In vertebrates, propolis enhances cellular immune function by increasing the cytotoxic effects of macrophages and the lytic activity of lymphocytes against invading microbes, but few studies have been done on honey bee immune responses with and without propolis. In their study of the health benefits of a complete propolis barrier, Borba et al. (2015) did not see a reduction in bacterial or viral loads in colonies having a natural propolis barrier (by use of propolis traps in Langstroth hives) compared to colonies not having such a barrier, although their methods did not distinguish between pathogenic and commensal organisms. The authors concluded that the reduced investment in immune expression at the level of the individual bee during periods of low pathogen challenge suggests a direct effect of propolis on the bee immune system. And these immune sparing effects were sustained over the entire summer and fall foraging season, only diminishing over the winter when the bees no longer collected resin until such effects were negligible by spring (Simone‐Finstrom et al. 2017).

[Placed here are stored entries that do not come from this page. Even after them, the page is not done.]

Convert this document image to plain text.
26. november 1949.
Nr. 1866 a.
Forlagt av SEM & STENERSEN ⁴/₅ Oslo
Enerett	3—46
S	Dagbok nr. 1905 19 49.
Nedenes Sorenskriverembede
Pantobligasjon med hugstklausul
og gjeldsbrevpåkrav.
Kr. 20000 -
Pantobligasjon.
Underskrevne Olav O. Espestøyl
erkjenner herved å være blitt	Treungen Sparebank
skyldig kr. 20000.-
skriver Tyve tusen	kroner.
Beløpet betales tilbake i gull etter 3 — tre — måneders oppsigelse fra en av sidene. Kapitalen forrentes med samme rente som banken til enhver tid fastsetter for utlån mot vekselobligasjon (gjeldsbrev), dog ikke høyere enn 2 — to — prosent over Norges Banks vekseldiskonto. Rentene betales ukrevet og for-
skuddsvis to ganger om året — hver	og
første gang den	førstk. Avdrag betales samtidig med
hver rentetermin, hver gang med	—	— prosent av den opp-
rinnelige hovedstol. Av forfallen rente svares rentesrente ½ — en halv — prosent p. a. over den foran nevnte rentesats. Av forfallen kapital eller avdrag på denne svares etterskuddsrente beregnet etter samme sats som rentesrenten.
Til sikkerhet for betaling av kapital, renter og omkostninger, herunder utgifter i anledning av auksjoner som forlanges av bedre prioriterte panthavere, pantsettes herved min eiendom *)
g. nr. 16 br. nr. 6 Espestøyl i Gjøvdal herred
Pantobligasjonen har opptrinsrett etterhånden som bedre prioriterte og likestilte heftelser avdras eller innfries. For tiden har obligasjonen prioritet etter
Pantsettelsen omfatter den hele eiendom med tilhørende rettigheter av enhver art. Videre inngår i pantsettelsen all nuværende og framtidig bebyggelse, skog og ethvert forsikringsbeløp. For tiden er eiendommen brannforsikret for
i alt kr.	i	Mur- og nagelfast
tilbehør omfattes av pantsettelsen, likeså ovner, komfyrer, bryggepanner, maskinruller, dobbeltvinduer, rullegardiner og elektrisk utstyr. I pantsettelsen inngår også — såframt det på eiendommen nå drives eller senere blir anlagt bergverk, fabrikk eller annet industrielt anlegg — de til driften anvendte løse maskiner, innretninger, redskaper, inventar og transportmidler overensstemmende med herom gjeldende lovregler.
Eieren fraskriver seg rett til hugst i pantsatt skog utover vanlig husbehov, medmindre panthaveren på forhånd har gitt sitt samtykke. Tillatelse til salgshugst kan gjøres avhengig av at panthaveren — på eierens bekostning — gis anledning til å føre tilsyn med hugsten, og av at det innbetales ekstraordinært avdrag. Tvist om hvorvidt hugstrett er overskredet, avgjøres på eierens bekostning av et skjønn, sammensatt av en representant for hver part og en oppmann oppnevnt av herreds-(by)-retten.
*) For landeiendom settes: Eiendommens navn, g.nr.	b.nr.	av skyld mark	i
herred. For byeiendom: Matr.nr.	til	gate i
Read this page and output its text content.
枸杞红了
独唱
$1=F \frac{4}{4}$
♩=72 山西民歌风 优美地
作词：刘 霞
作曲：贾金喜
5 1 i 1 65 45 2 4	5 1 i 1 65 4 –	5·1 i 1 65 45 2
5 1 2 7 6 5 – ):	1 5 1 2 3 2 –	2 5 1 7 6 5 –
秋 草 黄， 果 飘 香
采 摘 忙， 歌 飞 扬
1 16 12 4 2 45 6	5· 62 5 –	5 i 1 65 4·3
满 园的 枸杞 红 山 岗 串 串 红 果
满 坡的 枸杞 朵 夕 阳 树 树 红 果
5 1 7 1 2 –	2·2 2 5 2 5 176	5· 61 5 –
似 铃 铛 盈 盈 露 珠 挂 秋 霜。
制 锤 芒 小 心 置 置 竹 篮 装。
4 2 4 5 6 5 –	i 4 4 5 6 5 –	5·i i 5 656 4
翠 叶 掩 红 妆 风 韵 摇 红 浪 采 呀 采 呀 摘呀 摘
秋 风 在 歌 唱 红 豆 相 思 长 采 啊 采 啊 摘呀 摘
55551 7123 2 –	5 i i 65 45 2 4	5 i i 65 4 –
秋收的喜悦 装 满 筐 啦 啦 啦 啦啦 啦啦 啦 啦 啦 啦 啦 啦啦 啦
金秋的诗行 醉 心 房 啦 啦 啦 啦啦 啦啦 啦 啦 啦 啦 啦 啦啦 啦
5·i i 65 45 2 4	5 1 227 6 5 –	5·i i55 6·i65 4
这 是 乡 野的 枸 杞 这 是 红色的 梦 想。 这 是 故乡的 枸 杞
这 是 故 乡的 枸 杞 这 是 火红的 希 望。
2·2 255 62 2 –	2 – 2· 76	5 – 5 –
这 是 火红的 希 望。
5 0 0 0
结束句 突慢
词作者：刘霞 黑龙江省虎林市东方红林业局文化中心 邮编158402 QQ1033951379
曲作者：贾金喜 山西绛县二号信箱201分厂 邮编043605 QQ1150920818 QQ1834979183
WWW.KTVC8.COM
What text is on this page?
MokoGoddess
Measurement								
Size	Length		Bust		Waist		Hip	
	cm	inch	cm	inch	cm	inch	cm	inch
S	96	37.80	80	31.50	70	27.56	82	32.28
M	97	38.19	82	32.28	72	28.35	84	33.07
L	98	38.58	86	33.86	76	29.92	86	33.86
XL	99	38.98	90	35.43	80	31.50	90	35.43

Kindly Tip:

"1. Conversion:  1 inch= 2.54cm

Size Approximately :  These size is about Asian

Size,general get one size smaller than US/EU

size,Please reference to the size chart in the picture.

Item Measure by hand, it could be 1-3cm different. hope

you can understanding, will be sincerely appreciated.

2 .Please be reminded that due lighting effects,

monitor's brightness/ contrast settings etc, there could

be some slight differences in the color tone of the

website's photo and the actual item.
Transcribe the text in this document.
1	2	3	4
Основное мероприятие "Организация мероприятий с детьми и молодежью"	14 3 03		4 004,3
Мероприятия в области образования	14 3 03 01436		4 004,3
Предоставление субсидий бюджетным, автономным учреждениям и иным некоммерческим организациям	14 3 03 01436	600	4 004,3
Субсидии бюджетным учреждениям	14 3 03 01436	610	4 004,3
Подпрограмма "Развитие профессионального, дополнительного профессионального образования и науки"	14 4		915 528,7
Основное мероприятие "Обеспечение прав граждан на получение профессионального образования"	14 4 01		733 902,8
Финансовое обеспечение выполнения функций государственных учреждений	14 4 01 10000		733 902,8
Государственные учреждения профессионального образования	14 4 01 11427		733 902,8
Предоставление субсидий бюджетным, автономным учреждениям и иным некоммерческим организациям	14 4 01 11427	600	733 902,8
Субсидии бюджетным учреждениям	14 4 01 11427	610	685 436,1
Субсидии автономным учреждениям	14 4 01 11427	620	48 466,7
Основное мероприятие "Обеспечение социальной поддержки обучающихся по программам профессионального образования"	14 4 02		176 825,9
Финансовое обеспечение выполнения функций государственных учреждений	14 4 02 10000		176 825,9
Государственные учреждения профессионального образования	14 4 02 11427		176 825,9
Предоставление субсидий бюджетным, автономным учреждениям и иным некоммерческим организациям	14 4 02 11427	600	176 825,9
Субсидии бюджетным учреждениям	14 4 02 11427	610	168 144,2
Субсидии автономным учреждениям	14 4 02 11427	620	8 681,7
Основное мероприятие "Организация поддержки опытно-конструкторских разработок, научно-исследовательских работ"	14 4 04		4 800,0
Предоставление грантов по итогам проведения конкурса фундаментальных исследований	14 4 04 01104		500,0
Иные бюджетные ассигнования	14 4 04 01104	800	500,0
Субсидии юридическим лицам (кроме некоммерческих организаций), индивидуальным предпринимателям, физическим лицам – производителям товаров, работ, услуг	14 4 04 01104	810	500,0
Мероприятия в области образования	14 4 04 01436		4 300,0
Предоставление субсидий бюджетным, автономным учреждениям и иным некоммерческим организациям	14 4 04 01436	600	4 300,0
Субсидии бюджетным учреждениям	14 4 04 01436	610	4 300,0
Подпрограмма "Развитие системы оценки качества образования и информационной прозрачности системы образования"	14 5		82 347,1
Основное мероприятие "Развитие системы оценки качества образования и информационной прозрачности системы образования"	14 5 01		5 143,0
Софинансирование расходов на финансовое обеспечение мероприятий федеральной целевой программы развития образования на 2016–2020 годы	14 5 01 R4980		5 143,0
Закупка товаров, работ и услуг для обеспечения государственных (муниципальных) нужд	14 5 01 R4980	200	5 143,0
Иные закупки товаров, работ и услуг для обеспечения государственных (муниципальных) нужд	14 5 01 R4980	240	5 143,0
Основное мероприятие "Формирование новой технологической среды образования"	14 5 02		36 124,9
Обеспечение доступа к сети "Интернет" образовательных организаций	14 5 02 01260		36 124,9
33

More is known about the benefits of propolis for the health of humans than for the honey bee with reported antiseptic, anti‐inflammatory, antioxidant, antibacterial, antifungal, antiulcer, anticancer, and immunomodulatory properties (Pasupuleti et al. 2017). Propolis consists of resin (50%), wax (30%), essential oils (10%), pollen (5%), and other organic compounds (5%). The organic compounds from the plant resins are responsible for the health benefits and include primarily phenols, esters, flavonoids, and terpenes. Propolis also contains both vitamins (B1, B2, B6, C, and E) and minerals (Mg, Ca, K, Mn, and Fe) and a few enzymes from the bee saliva. The health benefits of propolis for honey bees has focused on the important bee pathogens causing American foulbrood (P. larvae) and the fungal agent of chalkbrood disease (Ascosphaera apis). Historical studies showed a positive correlation with feeding of propolis to bees in sugar solution, but since bees are not thought to ingest propolis, such models may not reflect the way resin compounds inhibit microbes – by way of a barrier defense at comb edges, colony walls and around the nest entrance – and the use of propolis in sugar solutions could harm beneficial gut microbes or lead to pathogen resistance (Simone‐Finstrom et al. 2017). Colonies having a propolis barrier can still be infected with American foulbrood, but the severity of infection is reduced and the larval food from propolis rich colonies appears to inhibit P. larvae. Propolis may also help control hive parasites. Laboratory studies of propolis extracts demonstrated that propolis has narcosis and lethal effects on Varroa destructor. Yet, since both mites and propolis exist together in a bee colony without apparent varroacidal effects, it may be that the active compounds in propolis are insoluble and unavailable in adequate concentrations within the waxy glue that bees lay down (Garedew et al. 2002).